Он помолчал, видимо, оценивая ее вопрос.

– Боюсь, не совсем понимаю, что вы имеете в виду. Вы считаете, что у потерпевшей с собой могло быть что-то ценное?

– Нет-нет. Я не имею в виду ничего особенного. Мне важно знать, ограбили ли ее перед тем, как убить. Отобрали кошелек, может быть, сережки вынули из ушей. Я не очень представляю, какие ценности могли быть при себе у семидесятилетней женщины, но могли ли ее убить из-за попытки ограбления?

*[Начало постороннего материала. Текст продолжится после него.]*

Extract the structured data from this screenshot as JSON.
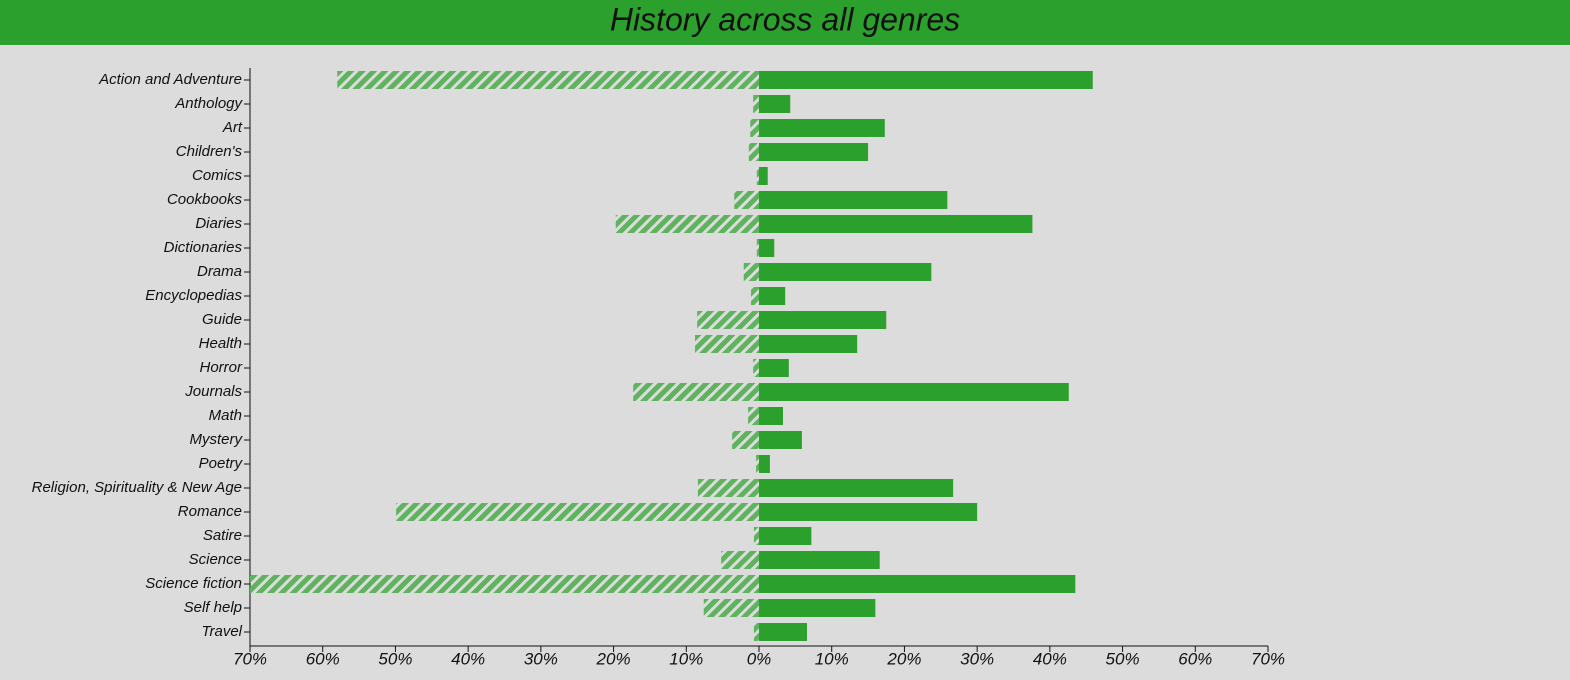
{
  "chart_data": {
    "type": "diverging-bar",
    "title": "History across all genres",
    "categories": [
      "Action and Adventure",
      "Anthology",
      "Art",
      "Children's",
      "Comics",
      "Cookbooks",
      "Diaries",
      "Dictionaries",
      "Drama",
      "Encyclopedias",
      "Guide",
      "Health",
      "Horror",
      "Journals",
      "Math",
      "Mystery",
      "Poetry",
      "Religion, Spirituality & New Age",
      "Romance",
      "Satire",
      "Science",
      "Science fiction",
      "Self help",
      "Travel"
    ],
    "series": [
      {
        "color": "#5fb35f",
        "pattern": "hatch",
        "values": [
          -58.0,
          -0.8,
          -1.2,
          -1.4,
          -0.3,
          -3.4,
          -19.7,
          -0.3,
          -2.1,
          -1.1,
          -8.5,
          -8.8,
          -0.8,
          -17.3,
          -1.5,
          -3.7,
          -0.4,
          -8.4,
          -49.9,
          -0.7,
          -5.2,
          -70.0,
          -7.6,
          -0.7
        ]
      },
      {
        "color": "#2ca02c",
        "pattern": "solid",
        "values": [
          45.9,
          4.3,
          17.3,
          15.0,
          1.2,
          25.9,
          37.6,
          2.1,
          23.7,
          3.6,
          17.5,
          13.5,
          4.1,
          42.6,
          3.3,
          5.9,
          1.5,
          26.7,
          30.0,
          7.2,
          16.6,
          43.5,
          16.0,
          6.6
        ]
      }
    ],
    "xlim": [
      -70,
      70
    ],
    "xticks": [
      {
        "value": -70,
        "label": "70%"
      },
      {
        "value": -60,
        "label": "60%"
      },
      {
        "value": -50,
        "label": "50%"
      },
      {
        "value": -40,
        "label": "40%"
      },
      {
        "value": -30,
        "label": "30%"
      },
      {
        "value": -20,
        "label": "20%"
      },
      {
        "value": -10,
        "label": "10%"
      },
      {
        "value": 0,
        "label": "0%"
      },
      {
        "value": 10,
        "label": "10%"
      },
      {
        "value": 20,
        "label": "20%"
      },
      {
        "value": 30,
        "label": "30%"
      },
      {
        "value": 40,
        "label": "40%"
      },
      {
        "value": 50,
        "label": "50%"
      },
      {
        "value": 60,
        "label": "60%"
      },
      {
        "value": 70,
        "label": "70%"
      }
    ],
    "header_color": "#2ca02c"
  }
}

Ее собеседник снова помолчал, Катя заволновалась, что он не станет отвечать, но Бекетов вздохнул и коротко хмыкнул.

– Не думаю, что раскрою оперативную информацию, потому что внучка жертвы может рассказать вам все то же самое. Нет, Демидову не пытались ограбить. Конечно, особых ценностей у нее при себе действительно не было, но сумка осталась стоять на скамейке рядом с ней, а там был кошелек, пусть и с небольшой суммой, но все-таки с деньгами, а также телефон, хотя и простенький. Сережки в ушах и обручальное кольцо также остались на ней, так же, как и золотые часы.

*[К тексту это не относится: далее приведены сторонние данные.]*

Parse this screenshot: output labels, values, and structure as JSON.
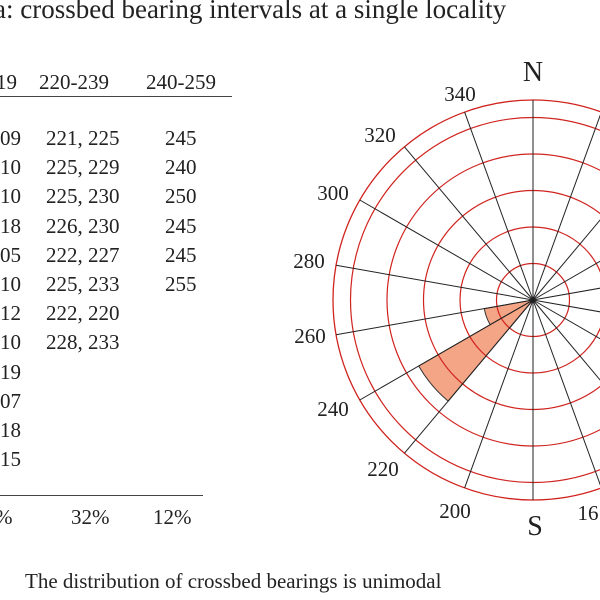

– Золотые часы? – Катя внезапно представила тонкую элегантную руку Аглаи Тихоновны, запястье которой охватывали тоненькие золотые часики, видно, что довольно старые. Она не снимала их никогда, так же, как и камею, пристегнутую под горлом.

– Ну да. Так что это не было ограблением, Екатерина. Это было предумышленное убийство, поэтому мне действительно очень важно все, что вы сможете рассказать, ну и эта пожилая дама – ваша знакомая, тоже.

– Предумышленное убийство? – прошептала Катя, чувствуя, как у нее холодеет кожа головы у самых корней волос. – Простите, Владимир Николаевич, я просила ответ на один вопрос, но сейчас задам второй. А как именно ее убили?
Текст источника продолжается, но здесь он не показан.